Besides, since pregnancy equals no periods, I haven’t been niddah at all for the past four months—we’ve been able to be together whenever we please. The perpetual closeness is a blessing, but it’s taken the desperate edge off. Our lovemaking is definitely less fraught, although I wouldn’t say any less intense. More of a slow, cherished smolder than fireworks.
The white button down goes in the laundry basket, his suit hung up in the closet, his black kippah and his tzitzit put in their places.
Then he picks up his rope, already laid out on the bureau. Deep rich purple and dusty lilac bundles are in his hands as he comes back to the bed. He ties thick cuffs around my wrists and ankles with the dark violet lengths, more intent than usual on keeping some play between the fibers and my skin. They still hold me, though, contain me. Make me feel safe and loved. When my wrists and ankles are surrounded to his satisfaction, he helps me to my feet and has me plant my palms on the bed.
And while I wait patiently, he takes the lavender cord and uses it to tie a web of knots around me. The ties are more decorative than anything else—I revel in the feel of the rope sliding against my skin, the careful and precise way he places and secures the knots, how his fingers brush against me to do it, and his quiet skill. It’s not the instantly-arousing bite of pain, which he’s been extremely cautious with since I’ve become pregnant, but the bonds are sensually erotic and build a slow, languid heat inside, making me pliant and yes, wet for him.
When I’ve been decorated to his satisfaction, my torso covered by a lilac net, he climbs onto the bed and settles his back against the headboard before gesturing for me to join him.
I crawl up and between his spread legs, stroking his hardness a few times before he groans.
“Enough.
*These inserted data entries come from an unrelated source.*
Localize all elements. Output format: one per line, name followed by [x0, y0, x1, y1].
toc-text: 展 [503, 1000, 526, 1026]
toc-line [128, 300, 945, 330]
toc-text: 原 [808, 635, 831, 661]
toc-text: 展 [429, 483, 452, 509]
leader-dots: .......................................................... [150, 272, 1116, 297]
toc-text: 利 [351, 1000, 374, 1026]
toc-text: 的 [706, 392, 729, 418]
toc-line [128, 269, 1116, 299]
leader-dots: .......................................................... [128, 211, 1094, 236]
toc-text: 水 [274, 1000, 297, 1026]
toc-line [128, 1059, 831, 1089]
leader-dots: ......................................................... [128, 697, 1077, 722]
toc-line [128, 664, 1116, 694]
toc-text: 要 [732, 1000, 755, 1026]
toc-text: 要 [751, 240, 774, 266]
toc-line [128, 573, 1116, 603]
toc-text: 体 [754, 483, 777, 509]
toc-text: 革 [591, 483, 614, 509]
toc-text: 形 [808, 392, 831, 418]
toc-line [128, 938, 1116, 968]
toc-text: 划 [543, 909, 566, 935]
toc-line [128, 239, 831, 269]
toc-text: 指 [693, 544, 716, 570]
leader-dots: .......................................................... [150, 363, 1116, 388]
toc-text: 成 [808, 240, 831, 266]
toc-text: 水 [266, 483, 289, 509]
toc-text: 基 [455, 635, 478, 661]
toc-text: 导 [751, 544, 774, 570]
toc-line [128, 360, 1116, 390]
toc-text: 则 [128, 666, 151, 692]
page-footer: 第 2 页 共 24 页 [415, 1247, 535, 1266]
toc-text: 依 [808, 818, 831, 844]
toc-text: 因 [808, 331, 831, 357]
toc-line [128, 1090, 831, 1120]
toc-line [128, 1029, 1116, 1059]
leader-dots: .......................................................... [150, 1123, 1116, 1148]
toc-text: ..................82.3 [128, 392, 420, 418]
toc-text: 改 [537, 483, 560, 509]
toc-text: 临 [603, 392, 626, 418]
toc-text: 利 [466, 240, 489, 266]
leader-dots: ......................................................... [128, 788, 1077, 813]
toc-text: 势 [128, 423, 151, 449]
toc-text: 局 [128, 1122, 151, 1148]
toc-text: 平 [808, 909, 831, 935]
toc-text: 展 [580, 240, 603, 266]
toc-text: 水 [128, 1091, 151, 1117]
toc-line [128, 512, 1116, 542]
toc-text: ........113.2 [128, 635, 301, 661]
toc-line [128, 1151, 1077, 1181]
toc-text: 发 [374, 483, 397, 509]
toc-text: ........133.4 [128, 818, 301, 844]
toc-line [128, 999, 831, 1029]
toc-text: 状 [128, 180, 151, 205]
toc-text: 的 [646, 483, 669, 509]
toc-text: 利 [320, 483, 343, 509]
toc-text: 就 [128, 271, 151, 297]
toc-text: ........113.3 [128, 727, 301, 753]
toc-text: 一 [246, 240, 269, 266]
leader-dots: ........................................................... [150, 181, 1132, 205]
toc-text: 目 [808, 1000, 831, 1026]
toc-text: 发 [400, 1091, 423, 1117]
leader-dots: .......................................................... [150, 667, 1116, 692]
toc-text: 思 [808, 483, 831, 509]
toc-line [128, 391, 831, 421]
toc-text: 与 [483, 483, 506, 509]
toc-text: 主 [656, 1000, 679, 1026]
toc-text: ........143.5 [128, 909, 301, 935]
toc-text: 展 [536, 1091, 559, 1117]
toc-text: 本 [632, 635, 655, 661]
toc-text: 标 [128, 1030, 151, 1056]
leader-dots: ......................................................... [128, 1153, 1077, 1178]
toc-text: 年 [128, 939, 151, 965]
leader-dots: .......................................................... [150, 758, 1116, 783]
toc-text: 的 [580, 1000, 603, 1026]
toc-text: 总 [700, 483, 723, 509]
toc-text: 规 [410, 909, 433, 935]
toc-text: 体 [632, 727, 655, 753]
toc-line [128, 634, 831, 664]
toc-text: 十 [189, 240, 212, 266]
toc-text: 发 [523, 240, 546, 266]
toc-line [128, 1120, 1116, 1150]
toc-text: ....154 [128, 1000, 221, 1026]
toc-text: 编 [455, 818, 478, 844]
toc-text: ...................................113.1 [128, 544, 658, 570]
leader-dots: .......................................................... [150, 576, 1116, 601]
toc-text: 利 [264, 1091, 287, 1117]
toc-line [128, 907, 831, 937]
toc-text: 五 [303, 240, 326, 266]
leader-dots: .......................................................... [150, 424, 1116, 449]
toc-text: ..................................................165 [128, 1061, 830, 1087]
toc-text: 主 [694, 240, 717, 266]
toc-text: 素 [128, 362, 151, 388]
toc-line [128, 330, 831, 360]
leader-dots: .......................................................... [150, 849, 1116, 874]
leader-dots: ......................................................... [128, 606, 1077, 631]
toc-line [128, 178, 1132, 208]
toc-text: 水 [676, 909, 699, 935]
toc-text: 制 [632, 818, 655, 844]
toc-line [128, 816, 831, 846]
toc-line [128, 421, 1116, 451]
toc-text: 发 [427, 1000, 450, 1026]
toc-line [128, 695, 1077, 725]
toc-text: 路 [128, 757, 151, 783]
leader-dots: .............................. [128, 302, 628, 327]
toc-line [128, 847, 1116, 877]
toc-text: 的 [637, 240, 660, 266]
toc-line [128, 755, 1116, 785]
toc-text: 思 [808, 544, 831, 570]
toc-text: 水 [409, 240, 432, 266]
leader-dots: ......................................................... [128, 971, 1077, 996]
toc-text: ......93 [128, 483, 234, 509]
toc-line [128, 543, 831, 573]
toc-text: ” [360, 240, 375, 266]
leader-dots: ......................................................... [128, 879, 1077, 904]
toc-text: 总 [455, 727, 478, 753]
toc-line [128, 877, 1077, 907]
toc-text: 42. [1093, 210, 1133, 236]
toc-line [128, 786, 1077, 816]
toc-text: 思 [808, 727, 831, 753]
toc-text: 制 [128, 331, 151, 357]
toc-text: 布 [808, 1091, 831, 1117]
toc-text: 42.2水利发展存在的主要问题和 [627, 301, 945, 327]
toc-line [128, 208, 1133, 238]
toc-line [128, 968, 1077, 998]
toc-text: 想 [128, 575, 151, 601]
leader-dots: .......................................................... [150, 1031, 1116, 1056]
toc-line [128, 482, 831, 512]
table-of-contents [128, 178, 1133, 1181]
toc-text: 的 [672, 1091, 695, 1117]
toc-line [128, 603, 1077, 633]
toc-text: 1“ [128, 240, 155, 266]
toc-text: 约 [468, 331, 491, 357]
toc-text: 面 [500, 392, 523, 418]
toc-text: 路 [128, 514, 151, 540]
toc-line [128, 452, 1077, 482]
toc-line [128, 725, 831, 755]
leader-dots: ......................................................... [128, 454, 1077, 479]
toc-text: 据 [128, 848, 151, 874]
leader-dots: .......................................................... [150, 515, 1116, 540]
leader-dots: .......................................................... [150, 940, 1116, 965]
I want to be inside you. Feel what’s mine.”
I rise up on my knees to straddle him, stroking once more before I guide his length inside of me, letting “yes, master,” escape in breathy satisfaction as I sink onto him, allow him to fill me. The hard points of my nipples brush against the wiry hair on his chest, and the contact is electrifying. I moan into his shoulder because it’s so much.
He takes the opportunity to grip my hips in his big hands, uses his hold to guide my motions, rocking me against him as he pleases. It’s overwhelming. The closeness, the feel of him between my thighs and deep inside of me, the heat and the clean smell of him. My fingers dig into his biceps as we rock against each other, until the press of flesh against flesh and the friction from the thick hair I find so enticingly masculine make me cry out as I find my release. He follows not far behind, thrusting hard into me for his last uncontrollable strokes as his climax overtakes him.
More gentle than before, but no less powerful, this is how my husband loves me. His arms come around me, pressing his ropes further into my skin, hard enough I hope they’ll leave marks for a few minutes at least for us to survey and enjoy.
“My beautiful wife,” he says as he strokes my hair, “My little bird.”
I sigh, happiness and dreamy satisfaction overtaking me while he holds and keeps me. I’ve found my place in this world; it’s here with my Elan.